Neste sentido, qual o tamanho e quão real são as expectativas colocadas principalmente em relação às mulheres? Isso influencia significativamente a forma como as pessoas se relacionam, pois grandes expectativas são criadas, muitas vezes baseadas nas imagens e narrativas idealizadas que as redes sociais divulgam. Esse processo acaba reforçando comportamentos e padrões estruturais relacionados aos papéis tradicionalmente atribuídos a homens e mulheres nas relações afetivas.

A “estética” dos relacionamentos que vemos representados nas redes sociais apresentam formas muitas vezes idealizadas, com uma convivência relacional que beira à “perfeição”. Mas isso tem um custo, e quem o paga, muitas vezes, são as mulheres, que, em busca dessa idealização, renunciam a sua autoestima e, por vezes, a própria existência, o que mascara ou dificulta o reconhecimento de relacionamentos não saudáveis.

Um dado alarmante corrobora essa afirmação.

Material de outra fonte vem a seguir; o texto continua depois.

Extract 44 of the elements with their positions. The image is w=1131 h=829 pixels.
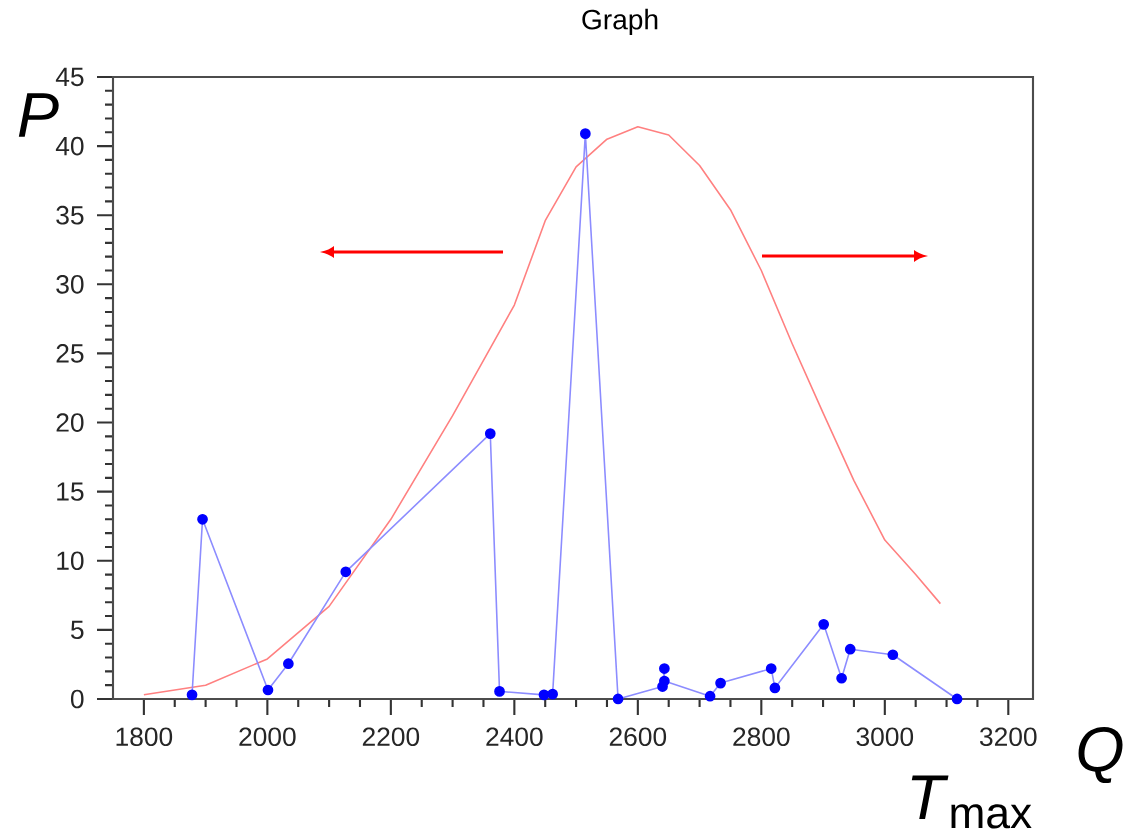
y-tick-label: 45 (55, 67, 84, 87)
point (887, 649, 899, 661)
x-axis-title: Q (1078, 726, 1123, 784)
point (715, 677, 726, 689)
y-tick-label: 30 (56, 274, 84, 294)
x-tick-label: 3000 (856, 727, 914, 747)
y-tick-label: 20 (56, 413, 84, 432)
x-tick-label: 2400 (486, 727, 543, 747)
point (844, 643, 856, 655)
y-tick-label: 10 (57, 551, 84, 571)
x-tick-label: 3200 (979, 727, 1037, 747)
x-tick-label: 1800 (116, 727, 173, 747)
point (818, 618, 830, 630)
y-axis-title: P (18, 93, 59, 137)
y-tick-label: 25 (56, 344, 84, 363)
point (283, 658, 294, 670)
point (659, 663, 670, 674)
point (704, 690, 716, 702)
point (547, 688, 558, 700)
point (262, 684, 274, 696)
y-tick-label: 40 (55, 136, 84, 156)
x-tick-label: 2000 (239, 727, 296, 747)
y-tick-label: 0 (70, 689, 84, 709)
y-tick-label: 35 (56, 205, 84, 225)
point (186, 689, 198, 701)
point (484, 428, 496, 439)
point (612, 693, 624, 705)
x-tick-label: 2600 (609, 727, 667, 747)
point (494, 686, 505, 697)
point (951, 693, 963, 705)
point (765, 663, 777, 674)
point (197, 513, 208, 525)
point (659, 675, 670, 687)
point (836, 672, 847, 684)
y-tick-label: 5 (70, 620, 84, 640)
y-tick-label: 15 (57, 482, 84, 501)
point (340, 566, 352, 578)
text: T$_{max}$ (911, 775, 1032, 829)
x-tick-label: 2800 (733, 727, 790, 747)
point (580, 128, 591, 140)
point (538, 689, 550, 701)
x-tick-label: 2200 (362, 727, 420, 747)
point (769, 682, 781, 694)
chart-title: Graph (582, 8, 658, 36)
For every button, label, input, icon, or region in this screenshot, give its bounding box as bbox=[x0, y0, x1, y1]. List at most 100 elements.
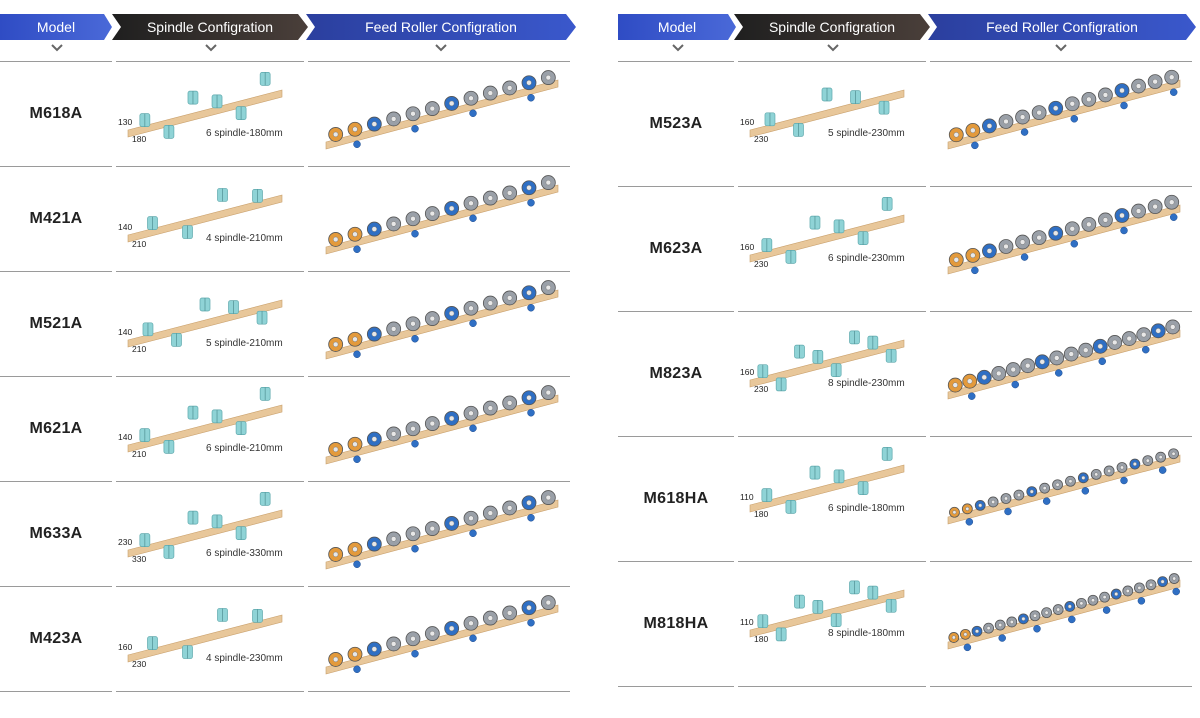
feed-roller-hub bbox=[448, 310, 455, 317]
table-row: M633A 230 330 6 spindle-330mm bbox=[0, 482, 576, 587]
row-divider bbox=[116, 481, 304, 482]
spindle-unit bbox=[857, 231, 869, 245]
feed-roller-lower bbox=[965, 518, 974, 526]
spindle-unit bbox=[794, 344, 805, 359]
feed-roller-hub bbox=[1160, 579, 1165, 584]
feed-roller-hub bbox=[410, 531, 416, 537]
spindle-unit bbox=[217, 608, 228, 622]
spindle-unit bbox=[163, 440, 175, 454]
spindle-unit bbox=[878, 100, 890, 115]
feed-beam bbox=[947, 79, 1181, 150]
feed-roller-hub bbox=[410, 321, 416, 327]
feed-roller-hub bbox=[1019, 114, 1026, 120]
feed-roller-hub bbox=[410, 216, 416, 222]
spindle-diagram: 160 230 6 spindle-230mm bbox=[740, 195, 922, 306]
spindle-unit bbox=[256, 310, 268, 325]
feed-roller-hub bbox=[1094, 472, 1099, 477]
feed-roller-hub bbox=[1097, 343, 1103, 350]
right-chevron-row bbox=[618, 40, 1196, 62]
feed-roller-hub bbox=[1169, 74, 1175, 80]
row-divider bbox=[0, 586, 112, 587]
feed-roller-hub bbox=[390, 326, 397, 332]
row-divider bbox=[116, 271, 304, 272]
feed-roller-hub bbox=[352, 651, 358, 657]
feed-roller-hub bbox=[526, 395, 532, 401]
feed-roller-hub bbox=[429, 525, 436, 532]
feed-roller-hub bbox=[1079, 601, 1084, 606]
spindle-unit bbox=[757, 614, 769, 629]
dim-width: 210 bbox=[132, 239, 147, 249]
dim-height: 160 bbox=[740, 117, 755, 127]
spindle-diagram: 110 180 6 spindle-180mm bbox=[740, 445, 922, 556]
feed-roller-hub bbox=[1158, 455, 1163, 460]
spindle-unit bbox=[881, 197, 893, 211]
feed-roller-lower bbox=[411, 125, 419, 133]
dim-width: 180 bbox=[754, 634, 769, 644]
feed-roller-hub bbox=[1141, 331, 1147, 338]
feed-roller-lower bbox=[527, 199, 535, 207]
feed-roller-hub bbox=[506, 295, 513, 301]
dim-width: 230 bbox=[754, 384, 769, 394]
spindle-unit bbox=[252, 189, 263, 203]
model-name: M618HA bbox=[643, 489, 709, 507]
feed-roller-hub bbox=[526, 80, 532, 86]
feed-roller-hub bbox=[1068, 351, 1074, 357]
feed-roller-hub bbox=[1112, 339, 1118, 346]
row-divider bbox=[308, 586, 570, 587]
spindle-unit bbox=[139, 113, 151, 127]
feed-roller-hub bbox=[1102, 92, 1109, 98]
feed-roller-lower bbox=[963, 643, 972, 652]
feed-roller-hub bbox=[1119, 212, 1125, 219]
feed-roller-hub bbox=[468, 620, 474, 626]
feed-svg bbox=[947, 69, 1181, 150]
feed-roller-hub bbox=[352, 336, 358, 342]
feed-roller-hub bbox=[1036, 234, 1042, 241]
model-name: M823A bbox=[649, 364, 703, 382]
spindle-unit bbox=[775, 627, 787, 642]
spindle-unit bbox=[182, 225, 193, 239]
feed-roller-hub bbox=[487, 300, 494, 306]
spindle-unit bbox=[182, 645, 193, 659]
feed-roller-hub bbox=[1039, 359, 1045, 365]
row-divider bbox=[116, 586, 304, 587]
feed-roller-hub bbox=[410, 426, 416, 432]
left-table: Model Spindle Configration Feed Roller C… bbox=[0, 14, 576, 692]
spindle-label: 6 spindle-330mm bbox=[206, 548, 283, 559]
feed-roller-lower bbox=[1011, 380, 1019, 389]
spindle-diagram: 110 180 8 spindle-180mm bbox=[740, 570, 922, 681]
row-divider bbox=[618, 686, 734, 687]
feed-roller-hub bbox=[1137, 585, 1142, 590]
feed-roller-hub bbox=[1069, 226, 1075, 232]
row-divider bbox=[930, 686, 1192, 687]
feed-roller-hub bbox=[332, 551, 339, 558]
feed-roller-hub bbox=[1119, 87, 1125, 94]
feed-roller-hub bbox=[1152, 203, 1158, 210]
feed-roller-hub bbox=[448, 415, 455, 422]
chevron-down-icon bbox=[434, 43, 448, 53]
feed-roller-hub bbox=[545, 494, 552, 501]
feed-roller-lower bbox=[971, 141, 979, 150]
feed-roller-hub bbox=[1083, 347, 1089, 353]
feed-roller-hub bbox=[487, 195, 494, 201]
feed-roller-hub bbox=[487, 615, 494, 621]
spindle-svg bbox=[749, 197, 905, 264]
spindle-unit bbox=[757, 364, 769, 379]
feed-roller-lower bbox=[527, 94, 535, 102]
spindle-svg bbox=[127, 387, 283, 454]
model-header: Model bbox=[0, 14, 112, 40]
spindle-unit bbox=[793, 123, 804, 137]
spindle-unit bbox=[163, 125, 175, 139]
feed-roller-hub bbox=[1003, 118, 1009, 125]
dim-height: 160 bbox=[118, 642, 133, 652]
row-divider bbox=[930, 436, 1192, 437]
dim-width: 230 bbox=[754, 259, 769, 269]
table-row: M523A 160 230 5 spindle-230mm bbox=[618, 62, 1196, 187]
feed-roller-lower bbox=[1081, 487, 1090, 495]
feed-roller-hub bbox=[1145, 458, 1150, 463]
spindle-beam bbox=[127, 194, 283, 243]
spindle-unit bbox=[259, 72, 271, 86]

De acordo com a Pesquisa Nacional de Violência contra a Mulher do DataSenado e do OMV (Observatório da Mulher Contra Violência), ambos do Senado Federal, que traz a mais longa série histórica com mulheres sobre violência doméstica no Brasil, disponível nos dados do Mapa Nacional de Violência de Gênero, 18% das mulheres entrevistadas não se reconhecem vítimas de violência de maneira espontânea. Elas somente apontaram a vivência após serem expostas a situações que a caracterizava. Isso quer dizer que as mulheres têm dificuldades em reconhecer sinais de violência quando estão vivendo seus relacionamentos.  

Fatores que podem explicar essa dificuldade em nomear as violências passam pelos aspectos culturais que sustentam e naturalizam esses comportamentos. Além disso, culturalmente é direcionando um peso muito maior sobre as mulheres. Na manutenção das relações, elas são frequentemente colocadas no papel de garantidoras do afeto, emocionalmente disponíveis, compreensivas e impecavelmente bonitas, levando à imposição de padrões estéticos e comportamentais. Enquanto isso, homens são exaltados por gestos mínimos e simbólicos de afeto ou parceria, o que reforça uma ideia desigual do que é esperado de cada gênero em um relacionamento.

Essa dinâmica se agrava quando conteúdos em redes sociais, aparentemente inofensivos, normalizam o ciúme excessivo, o controle e a dependência emocional como sinais que representam o “amor verdadeiro”. As pessoas jovens, especialmente meninas adolescentes, podem crescer consumindo este tipo de publicação e serem impactadas por esse tipo de narrativa, o que leva à distorção da visão sobre o que é saudável em uma relação afetiva. A constante comparação com influenciadores e casais idealizados pode levar à frustração, baixa autoestima e até à tolerância com comportamentos abusivos em nome do amor romântico idealizado.

Viver relacionamentos saudáveis passa por reconhecer que o amor real não se resume ao que se vê nas timelines disponíveis nas redes sociais. Lembro aqui uma frase de Beatriz Accioly, antropóloga brasileira com atuação destacada nas áreas de gênero, direitos das mulheres e políticas públicas: “O amor não é só o que se fala ou o que se sente, mas o que se faz”. Boas relações estão vinculadas ao diálogo, ao respeito, ao carinho, à confiança e ao bem-estar mútuo. Isso não quer dizer que existe a garantia de felicidade ininterrupta, mas a certeza de um convívio cheio de harmonia e afeto.

As redes sociais continuarão presentes em nossos dias, mas a influência exercida deve permitir que mulheres e homens vivam amores reais e saudáveis. Iniciativas públicas e privadas também podem contribuir com a conscientização sobre o tema, como a cartilha lançada pelo Ministério Público de São Paulo chamada #NamoroLegal, que oferece orientações sobre como identificar e lidar com relacionamentos abusivos, especialmente voltada para jovens mulheres, ou o Instituto Natura, que oferece um guia de bolso com dicas valiosas para essa vivência.

Construir relações mais justas e afetivas é um passo fundamental para transformar a sociedade.